Next Year Will Be Different
By Rudi Filapek-Vandyck, Editor FNArena
MFS strategist Robert Almeida summarised it best in his latest reflections: "Investing is simple, but hard".
Those who had been expecting logical, straightforward outcomes for financial assets in calendar year 2019 have been hit with multiple surprises as the year went by.
One of the biggest surprises, no doubt, is that the year that saw corporate earnings growth grind to a halt in the USA, with Australian dividends going backwards on top of falling profits, while there has been no tangible progress in the conflict between Washington and Beijing, yet also witnessed share market indices surging to new all-time highs, with short term momentum pointing further upwards.
This ain't normal, is it?
Well, according to Jeremy Siegel, the Russell E. Palmer Professor of Finance at the Wharton School of the University of Pennsylvania in Philadelphia, global equities don't seem overvalued, but rather fairly valued and there are no signs bond yields should be surging higher any time soon.
Siegel's view, which usually swings between mildly optimistic and outlandishly bullish, is based upon the observation that financial markets function differently in a world of persistently low interest rates.

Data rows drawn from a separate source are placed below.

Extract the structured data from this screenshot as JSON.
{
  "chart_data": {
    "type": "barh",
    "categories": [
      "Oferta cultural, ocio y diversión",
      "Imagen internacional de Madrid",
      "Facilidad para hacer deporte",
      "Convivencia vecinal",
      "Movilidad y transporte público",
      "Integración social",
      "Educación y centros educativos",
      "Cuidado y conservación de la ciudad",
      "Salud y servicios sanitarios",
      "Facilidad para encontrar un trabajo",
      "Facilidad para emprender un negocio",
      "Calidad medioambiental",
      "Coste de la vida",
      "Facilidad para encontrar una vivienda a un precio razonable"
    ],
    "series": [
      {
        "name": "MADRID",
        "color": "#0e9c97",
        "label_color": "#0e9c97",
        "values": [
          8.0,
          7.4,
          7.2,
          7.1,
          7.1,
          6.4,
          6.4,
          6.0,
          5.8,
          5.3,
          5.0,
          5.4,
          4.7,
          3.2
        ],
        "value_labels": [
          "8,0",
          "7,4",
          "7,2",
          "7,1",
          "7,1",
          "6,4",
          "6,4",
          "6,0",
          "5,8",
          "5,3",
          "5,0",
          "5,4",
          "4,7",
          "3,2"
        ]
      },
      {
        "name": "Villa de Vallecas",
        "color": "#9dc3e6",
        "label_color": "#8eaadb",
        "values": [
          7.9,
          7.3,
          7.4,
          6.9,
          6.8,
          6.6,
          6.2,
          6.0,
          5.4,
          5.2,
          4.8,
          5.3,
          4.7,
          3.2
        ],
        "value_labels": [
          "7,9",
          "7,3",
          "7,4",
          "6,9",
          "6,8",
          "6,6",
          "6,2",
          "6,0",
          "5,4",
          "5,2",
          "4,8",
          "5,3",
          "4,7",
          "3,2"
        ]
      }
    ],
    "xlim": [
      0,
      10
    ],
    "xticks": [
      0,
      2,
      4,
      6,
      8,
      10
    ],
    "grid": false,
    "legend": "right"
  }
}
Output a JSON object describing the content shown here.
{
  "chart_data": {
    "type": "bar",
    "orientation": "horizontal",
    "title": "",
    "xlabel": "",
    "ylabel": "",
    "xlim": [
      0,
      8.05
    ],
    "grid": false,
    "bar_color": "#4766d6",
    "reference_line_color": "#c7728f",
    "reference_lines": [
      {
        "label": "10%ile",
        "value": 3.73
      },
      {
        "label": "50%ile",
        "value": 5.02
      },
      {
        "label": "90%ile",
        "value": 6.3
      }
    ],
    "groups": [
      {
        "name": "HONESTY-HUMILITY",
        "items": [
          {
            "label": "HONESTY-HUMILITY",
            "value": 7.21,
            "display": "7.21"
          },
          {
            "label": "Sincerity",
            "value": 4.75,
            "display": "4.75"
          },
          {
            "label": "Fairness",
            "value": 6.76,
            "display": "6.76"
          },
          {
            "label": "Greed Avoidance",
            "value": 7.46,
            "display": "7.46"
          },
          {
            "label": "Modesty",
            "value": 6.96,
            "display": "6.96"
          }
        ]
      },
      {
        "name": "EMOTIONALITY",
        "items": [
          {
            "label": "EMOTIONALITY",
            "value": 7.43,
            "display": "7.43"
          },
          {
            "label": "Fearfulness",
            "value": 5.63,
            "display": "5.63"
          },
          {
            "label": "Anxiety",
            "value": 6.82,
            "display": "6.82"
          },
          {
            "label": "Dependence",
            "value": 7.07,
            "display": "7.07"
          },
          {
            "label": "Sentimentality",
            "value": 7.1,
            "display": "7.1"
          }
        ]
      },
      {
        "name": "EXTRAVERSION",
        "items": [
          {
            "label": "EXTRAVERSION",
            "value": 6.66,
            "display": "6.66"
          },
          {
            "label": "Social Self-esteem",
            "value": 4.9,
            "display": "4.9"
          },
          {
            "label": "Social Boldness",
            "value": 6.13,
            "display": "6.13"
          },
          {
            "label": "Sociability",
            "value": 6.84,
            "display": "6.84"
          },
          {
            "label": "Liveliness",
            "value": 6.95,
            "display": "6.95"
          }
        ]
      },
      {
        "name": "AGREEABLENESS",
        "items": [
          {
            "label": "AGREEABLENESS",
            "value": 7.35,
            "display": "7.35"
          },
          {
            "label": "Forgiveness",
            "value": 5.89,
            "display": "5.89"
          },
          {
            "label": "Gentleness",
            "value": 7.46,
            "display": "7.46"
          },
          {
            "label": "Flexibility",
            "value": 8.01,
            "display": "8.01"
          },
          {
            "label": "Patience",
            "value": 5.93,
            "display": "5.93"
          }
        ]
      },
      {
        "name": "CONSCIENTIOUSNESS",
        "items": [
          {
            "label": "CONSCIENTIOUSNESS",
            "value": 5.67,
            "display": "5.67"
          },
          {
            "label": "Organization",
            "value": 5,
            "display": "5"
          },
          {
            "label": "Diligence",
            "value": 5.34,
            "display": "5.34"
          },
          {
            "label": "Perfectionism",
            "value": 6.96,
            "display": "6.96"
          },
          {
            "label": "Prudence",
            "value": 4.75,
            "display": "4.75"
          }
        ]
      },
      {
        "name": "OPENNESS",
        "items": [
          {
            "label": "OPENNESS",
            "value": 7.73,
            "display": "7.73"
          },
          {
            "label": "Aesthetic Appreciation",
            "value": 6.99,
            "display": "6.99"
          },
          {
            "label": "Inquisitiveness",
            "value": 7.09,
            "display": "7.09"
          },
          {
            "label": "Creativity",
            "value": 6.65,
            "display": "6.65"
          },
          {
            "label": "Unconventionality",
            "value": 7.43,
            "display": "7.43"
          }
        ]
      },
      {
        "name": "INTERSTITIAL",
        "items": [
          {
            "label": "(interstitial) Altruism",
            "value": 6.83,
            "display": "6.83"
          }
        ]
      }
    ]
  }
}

In simple terms: equities have become the main attraction for income-hungry investors whereas government bonds are now being used to hedge against negative risks.
Irrespective of whether one agrees or disagrees with Siegel's optimistic outlook for equities in 2020, maybe the more important question is whether things are genuinely different this time, and if so, whether investors can expect things to revert back to the old normal?
Share market experts and commentators like to talk about the longest bull market in history, but nowhere has the equities bull market been as consistent and as profitable as in the USA. At face value, this is easily explained by what investors casually refer to as "market fundamentals".
In practice this means: American companies have shown better growth than their foreign counterparts. It seems but fair their share prices have outperformed the rest of the world. Add bond yields persistently near historically low levels and it should be no surprise equity valuations have moved beyond historical averages too.
The fact US utilities and infrastructure stocks have become a popular go-to destination for investors worldwide seems to combine all the important themes that have dominated this bull market since 2012: income plus growth.
Behind the scenes of it all, there is one ingredient to the secret sauce that receives far less attention: the fact that American companies have used this new environment of exceptionally low interest rates and bond yields to buy back their own shares and leverage up their balance sheets.
It has been dubbed "financial alchemy" by some of the more critical bystanders. One of the direct consequences is that American share markets have shrunk in recent years (less shares available to invest in), which could explain why markets kept rising while investors have been withdrawing more funds than directing them towards US equities.
Note: post 2012, every single year has seen the US share-count shrink compared with the year prior, including 2019.